Essa questão foi abordada pelo Supremo Tribunal Federal, quando o ministro Alexandre de Moraes concedeu liminar na Ação Direta de Inconstitucionalidade (ADI) nº 5835 para suspender dispositivos da Lei Complementar nº 157/2016 que tratavam justamente dos serviços ora discutidos, sob o fundamento de que a definição de tomador de serviço nestes casos não era clara e que prejudicaria a correta incidência na norma tributária.

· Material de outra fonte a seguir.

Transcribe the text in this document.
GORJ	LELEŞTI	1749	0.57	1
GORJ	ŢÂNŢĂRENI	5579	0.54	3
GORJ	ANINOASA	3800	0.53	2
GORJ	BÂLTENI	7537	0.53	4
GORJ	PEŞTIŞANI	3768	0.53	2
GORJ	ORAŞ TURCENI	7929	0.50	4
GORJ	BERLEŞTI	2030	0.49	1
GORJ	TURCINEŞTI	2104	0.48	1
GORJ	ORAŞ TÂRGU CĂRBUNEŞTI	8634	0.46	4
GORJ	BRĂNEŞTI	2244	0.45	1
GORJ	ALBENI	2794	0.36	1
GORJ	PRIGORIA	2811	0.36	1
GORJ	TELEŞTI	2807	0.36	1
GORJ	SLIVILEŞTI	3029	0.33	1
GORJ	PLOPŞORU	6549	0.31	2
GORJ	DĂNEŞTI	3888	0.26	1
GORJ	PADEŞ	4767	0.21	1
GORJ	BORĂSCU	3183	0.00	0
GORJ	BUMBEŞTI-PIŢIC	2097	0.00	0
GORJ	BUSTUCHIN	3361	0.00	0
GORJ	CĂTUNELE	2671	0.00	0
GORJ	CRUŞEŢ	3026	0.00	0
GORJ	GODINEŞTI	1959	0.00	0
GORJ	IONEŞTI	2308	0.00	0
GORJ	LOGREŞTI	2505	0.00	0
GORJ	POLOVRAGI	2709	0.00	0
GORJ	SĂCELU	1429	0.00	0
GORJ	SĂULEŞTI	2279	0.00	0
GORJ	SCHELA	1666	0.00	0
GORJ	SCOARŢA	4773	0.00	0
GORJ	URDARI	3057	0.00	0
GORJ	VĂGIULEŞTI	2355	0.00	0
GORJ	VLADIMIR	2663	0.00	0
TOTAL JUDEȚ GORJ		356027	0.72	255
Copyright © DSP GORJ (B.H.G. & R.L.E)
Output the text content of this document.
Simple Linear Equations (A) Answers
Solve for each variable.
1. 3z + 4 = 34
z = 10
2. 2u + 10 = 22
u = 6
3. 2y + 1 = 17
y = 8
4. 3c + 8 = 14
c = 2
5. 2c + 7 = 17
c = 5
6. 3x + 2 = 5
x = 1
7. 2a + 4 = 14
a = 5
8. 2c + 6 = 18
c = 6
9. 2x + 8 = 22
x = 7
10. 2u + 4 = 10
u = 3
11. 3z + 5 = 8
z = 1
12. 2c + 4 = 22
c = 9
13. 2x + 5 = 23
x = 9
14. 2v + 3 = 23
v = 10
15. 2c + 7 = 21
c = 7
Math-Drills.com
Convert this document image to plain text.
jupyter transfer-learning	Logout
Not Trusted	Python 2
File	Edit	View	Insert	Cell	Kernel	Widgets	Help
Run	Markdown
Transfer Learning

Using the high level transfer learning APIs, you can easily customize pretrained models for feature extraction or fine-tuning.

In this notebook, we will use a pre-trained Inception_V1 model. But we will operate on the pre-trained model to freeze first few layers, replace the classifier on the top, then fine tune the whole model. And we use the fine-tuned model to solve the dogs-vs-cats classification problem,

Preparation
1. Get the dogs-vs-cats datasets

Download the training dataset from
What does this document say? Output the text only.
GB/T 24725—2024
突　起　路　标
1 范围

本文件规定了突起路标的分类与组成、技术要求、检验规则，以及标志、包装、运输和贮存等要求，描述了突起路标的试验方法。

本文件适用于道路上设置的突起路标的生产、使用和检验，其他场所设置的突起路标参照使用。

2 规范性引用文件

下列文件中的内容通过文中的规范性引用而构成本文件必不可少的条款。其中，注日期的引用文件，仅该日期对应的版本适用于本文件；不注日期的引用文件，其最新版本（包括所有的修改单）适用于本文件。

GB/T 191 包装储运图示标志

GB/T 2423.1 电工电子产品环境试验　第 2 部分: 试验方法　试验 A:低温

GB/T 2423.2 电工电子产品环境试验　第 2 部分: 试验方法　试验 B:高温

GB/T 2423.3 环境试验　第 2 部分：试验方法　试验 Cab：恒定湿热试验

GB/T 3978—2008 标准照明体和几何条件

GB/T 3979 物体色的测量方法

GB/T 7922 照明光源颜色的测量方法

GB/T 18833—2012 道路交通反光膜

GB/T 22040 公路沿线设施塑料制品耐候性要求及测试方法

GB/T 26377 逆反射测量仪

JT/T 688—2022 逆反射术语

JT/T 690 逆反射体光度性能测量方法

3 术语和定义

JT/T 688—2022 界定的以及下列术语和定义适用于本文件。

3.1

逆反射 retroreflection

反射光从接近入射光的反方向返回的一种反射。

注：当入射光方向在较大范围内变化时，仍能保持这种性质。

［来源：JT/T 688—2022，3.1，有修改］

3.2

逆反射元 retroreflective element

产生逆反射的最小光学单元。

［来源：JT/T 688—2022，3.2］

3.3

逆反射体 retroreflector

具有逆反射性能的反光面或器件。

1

Dessa forma, o artigo 14 da Lei Complementar nº 175/20 alterou os artigos 3º e 6º da Lei Complementar nº 116/03 para determinar quem é o tomador de serviço nas prestações especificadas acima, para que se possa determinar o correto local de recolhimento do ISS.

Diante do exposto, fica evidente que as alterações nas regras basilares do ISS são bem-vindas e há muito tempo esperadas pelos contribuintes, favorecendo também o federalismo fiscal, haja vista que essas mudanças tendem a beneficiar os menores municípios, que hoje são carentes de melhor arrecadação fiscal em razão da inexistência de grandes prestadores de serviços, que normalmente estão localizados em capitais e centros urbanos.

No entanto, permanece o desafio de ordem prática a respeito da implantação das inovações trazidas com a atual legislação, o que reforça inclusive uma problemática particular do ISS brasileiro enquanto imposto cuja competência é repartida entre os milhares de municípios que o país possui.